After overcoming many hurdles, a gay marriage law took effect in the District of Columbia Wednesday.

The law's two final challenges were overcome late on Tuesday. The Supreme Court refused a last-minute challenge to the law and a 30-day Congressional review period ended without action. Congress has final say on the laws approved by the District.

Gay and lesbian couples can apply for a marriage license starting today, but must wait the customary three-day period before marrying. Officials say applications will take an extra three days to process, making Tuesday the first day gay couples could marry.

The AP reported that at least 16 couples greeted courthouse workers as they opened for business at 8:30AM. By 9AM, the number had increased to 60, according to the Washington Post.

A lesbian couple together for 12 years arrived at 6AM to claim the first spot in line. Sinjoyla Townsend, 41, and Angelina Young, 47, told the news agency that it was like waking up on Christmas.

Gay activists cheered, calling Wednesday “a day of jubilation.”

“The issuance of marriage licenses to same-sex couples in America's capital marks a significant victory for the national movement to secure the freedom to marry,” Evan Wolfson, executive director of Freedom to Marry, a group that lobbies for marriage equality, said, “and a great joy for DC couples who no longer need to leave home to secure the protections and responsibilities of marriage for their families.”

Opponents of the law appear to have exhausted their legal options to head off the law from going into effect. In denying an emergency stay Tuesday, Chief Justice John Roberts, a Bush appointee, said he believed the full court was unlikely to take up the measure, adding, “it has been the practice of the Court to defer to the decision of the courts of the District of Columbia on matters of exclusively local concern.”

Opponents appear likely to continue to pursue an effort to place a referendum on gay marriage on the ballot. They say voters should decide the law, not 13 elected officials. The matter, however, has already met with strong resistance from the city government and local courts.

Openly gay DC Councilman David Catania (I-At Large) sponsored two measures relating to gay marriage. Last spring, the council approved a bill that recognized the marriages of gay couples performed outside the District, effectively allowing gay and lesbian couples to marry so long as they hop on a train to a nearby state where the institution is legal. He introduced his gay marriage bill in October and council members approved the measure in December.

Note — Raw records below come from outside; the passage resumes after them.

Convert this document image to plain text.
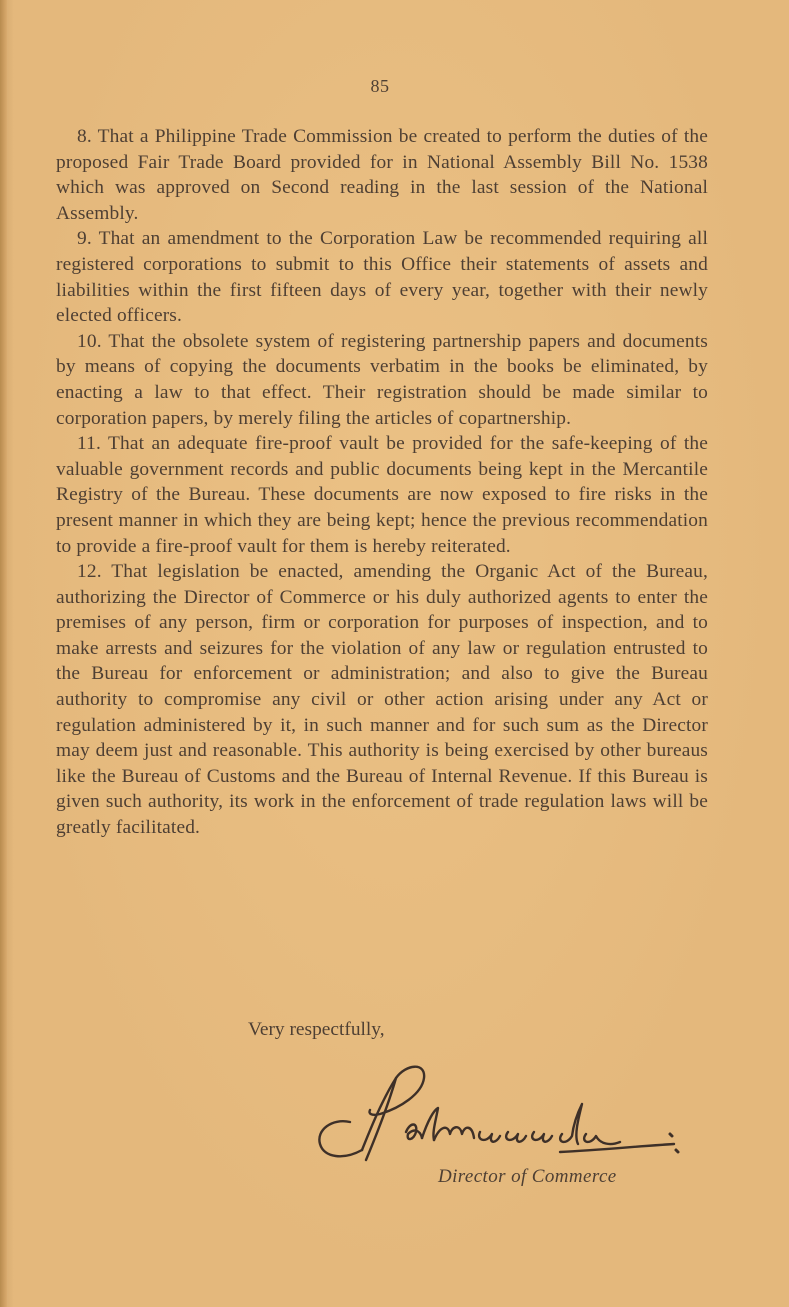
85

8. That a Philippine Trade Commission be created to perform the duties of the proposed Fair Trade Board provided for in National Assembly Bill No. 1538 which was approved on Second reading in the last session of the National Assembly.

9. That an amendment to the Corporation Law be recommended requiring all registered corporations to submit to this Office their statements of assets and liabilities within the first fifteen days of every year, together with their newly elected officers.

10. That the obsolete system of registering partnership papers and documents by means of copying the documents verbatim in the books be eliminated, by enacting a law to that effect. Their registration should be made similar to corporation papers, by merely filing the articles of copartnership.

11. That an adequate fire-proof vault be provided for the safe-keeping of the valuable government records and public documents being kept in the Mercantile Registry of the Bureau. These documents are now exposed to fire risks in the present manner in which they are being kept; hence the previous recommendation to provide a fire-proof vault for them is hereby reiterated.

12. That legislation be enacted, amending the Organic Act of the Bureau, authorizing the Director of Commerce or his duly authorized agents to enter the premises of any person, firm or corporation for purposes of inspection, and to make arrests and seizures for the violation of any law or regulation entrusted to the Bureau for enforcement or administration; and also to give the Bureau authority to compromise any civil or other action arising under any Act or regulation administered by it, in such manner and for such sum as the Director may deem just and reasonable. This authority is being exercised by other bureaus like the Bureau of Customs and the Bureau of Internal Revenue. If this Bureau is given such authority, its work in the enforcement of trade regulation laws will be greatly facilitated.

Very respectfully,
Director of Commerce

Catholic Charities, the social services arm of the Archdiocese of Washington, ended its foster care program rather than serve gay couples and altered its health coverage to exclude spouses to avoid offering benefits to gay couples. The church had lobbied heavily for an exception to the law, at one point threatening to walk away from providing thousands of people in the District with social services if lawmakers approved Catania's bill, including feeding the poor and sheltering the homeless.

Five mostly New England states have legalized gay marriage, including Connecticut, Vermont, Massachusetts, New Hampshire and Iowa. Maine lawmakers approved a gay marriage law last year, but the law was repealed by voters before it took effect.